Dead babies and zones of exception

IDF fashion

Just a day after the revelations about what Israeli soldiers really did in Gaza came the story about the Jaffa T shirt factory, where 500 T shirts per month with dead babies, mothers weeping on their children’s graves, a gun aimed at a child and a bombed-out mosque accompanies with slogans such as ‘better use Durex’ (next to a picture of a dead Palestinian baby with his weeping mpther and a teddy bear beside him), ‘1 shot, 2 kills’, (beside a pregnant Palestinian woman with a bull’s eye superimposed on her belly), and ‘no matter how it begins, we’ll put an end to it’ (Uri Blau, Dead Palestinian babies and bombed mosques – IDF fashion 2009 – Haaretz – Israel News). Haaretz reports plenty of shirts with blatant sexual messages, such as a drawing of a soldier next to a young woman with bruises, and the slogan, ‘Bet you got raped!’

A few of the images describe actions whose existence the army officially denies – such as ‘confirming the kill’ (shooting a bullet into an enemy victim’s head from close range, to ensure he is dead), or harming religious sites, or female or child non-combatants.

Importantly, T shirt contents must be submitted for approval by one of the unit’s commanders, but they remain the soldiers’ private initiative as drawing or slogans, such as ‘we won’t chill until we confirm the kill’ (a practive the IDF keep claiming does not exist) banned by some units find their way to other units

Chllingly, the online article by Blau is accompanied by an advertisement for ‘Libi’ (Hebrew for’my heart’) – ‘the fund for strenthening Israel’s Defence’ , which boasts that ‘Our soldiers prevail not by the strength of their weapons but by their sense of mission; by their consciousness of the justness of their cause, by a deep love for their country, and by their understanding of the heavy task laid upon them: to ensure the existence of our people in their homeland and to affirm, even at the cost of their lives, the right of the Jewish people to live their lives in their own state, free, independent and in peace.’

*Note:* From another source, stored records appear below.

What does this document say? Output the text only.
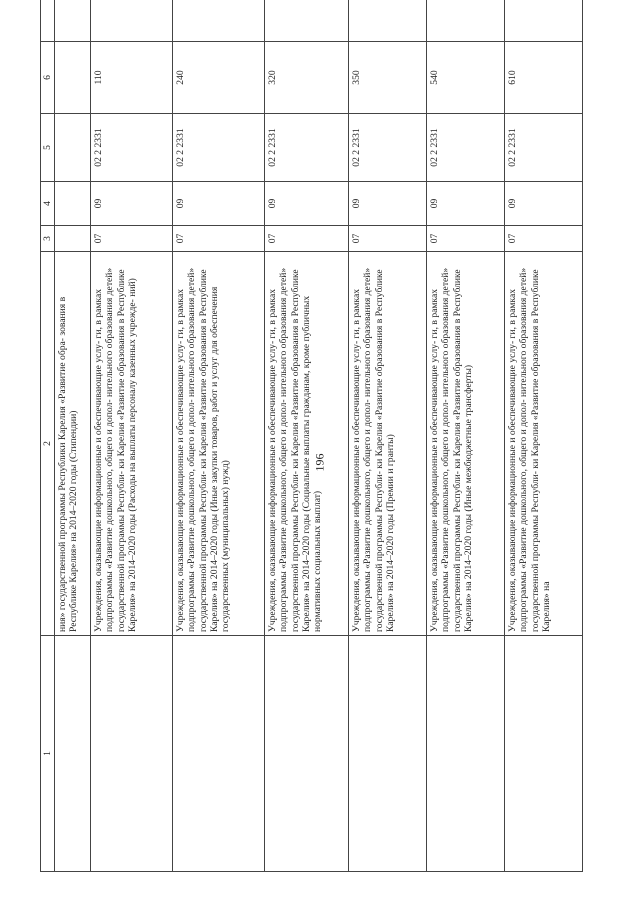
196
1	2	3	4	5	6	
	ния» государственной программы Республики Карелия «Развитие обра- зования в Республике Карелия» на 2014–2020 годы (Стипендии)					
	Учреждения, оказывающие информационные и обеспечивающие услу- ги, в рамках подпрограммы «Развитие дошкольного, общего и допол- нительного образования детей» государственной программы Республи- ки Карелия «Развитие образования в Республике Карелия» на 2014–2020 годы (Расходы на выплаты персоналу казенных учрежде- ний)	07	09	02 2 2331	110	
	Учреждения, оказывающие информационные и обеспечивающие услу- ги, в рамках подпрограммы «Развитие дошкольного, общего и допол- нительного образования детей» государственной программы Республи- ки Карелия «Развитие образования в Республике Карелия» на 2014–2020 годы (Иные закупки товаров, работ и услуг для обеспечения государственных (муниципальных) нужд)	07	09	02 2 2331	240	
	Учреждения, оказывающие информационные и обеспечивающие услу- ги, в рамках подпрограммы «Развитие дошкольного, общего и допол- нительного образования детей» государственной программы Республи- ки Карелия «Развитие образования в Республике Карелия» на 2014–2020 годы (Социальные выплаты гражданам, кроме публичных нормативных социальных выплат)	07	09	02 2 2331	320	
	Учреждения, оказывающие информационные и обеспечивающие услу- ги, в рамках подпрограммы «Развитие дошкольного, общего и допол- нительного образования детей» государственной программы Республи- ки Карелия «Развитие образования в Республике Карелия» на 2014–2020 годы (Премии и гранты)	07	09	02 2 2331	350	
	Учреждения, оказывающие информационные и обеспечивающие услу- ги, в рамках подпрограммы «Развитие дошкольного, общего и допол- нительного образования детей» государственной программы Республи- ки Карелия «Развитие образования в Республике Карелия» на 2014–2020 годы (Иные межбюджетные трансферты)	07	09	02 2 2331	540	
	Учреждения, оказывающие информационные и обеспечивающие услу- ги, в рамках подпрограммы «Развитие дошкольного, общего и допол- нительного образования детей» государственной программы Республи- ки Карелия «Развитие образования в Республике Карелия» на	07	09	02 2 2331	610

Clearly the IDF’d commitment to the justness of its cause and the soldiers’ love of their countryt means dehumanising the Palestinian other, making Gaza, as transpired from the soldiers’ recent testimonies, the worst Agambean zone of exception where all is permitted, including memorialising their murderous acts on their T shirts.

What is particularly worrying, however, is that the liberal Israeli left, just as it did in relation to Ari Folman’s Waltz with Bashir (for a critique see Gideon Levi, http://www.haaretz.com/hasen/spages/1065552.html), will use the revulsion at these disguting T shirts to portray Israel as ever the moral country, and the IDF as ever the moral army, and the murderous charade will on on uninterrupted. Disgust with what can easily be conceived of as some ‘bad apples’ is much easier than a serious critique of the whole Zionist ideology.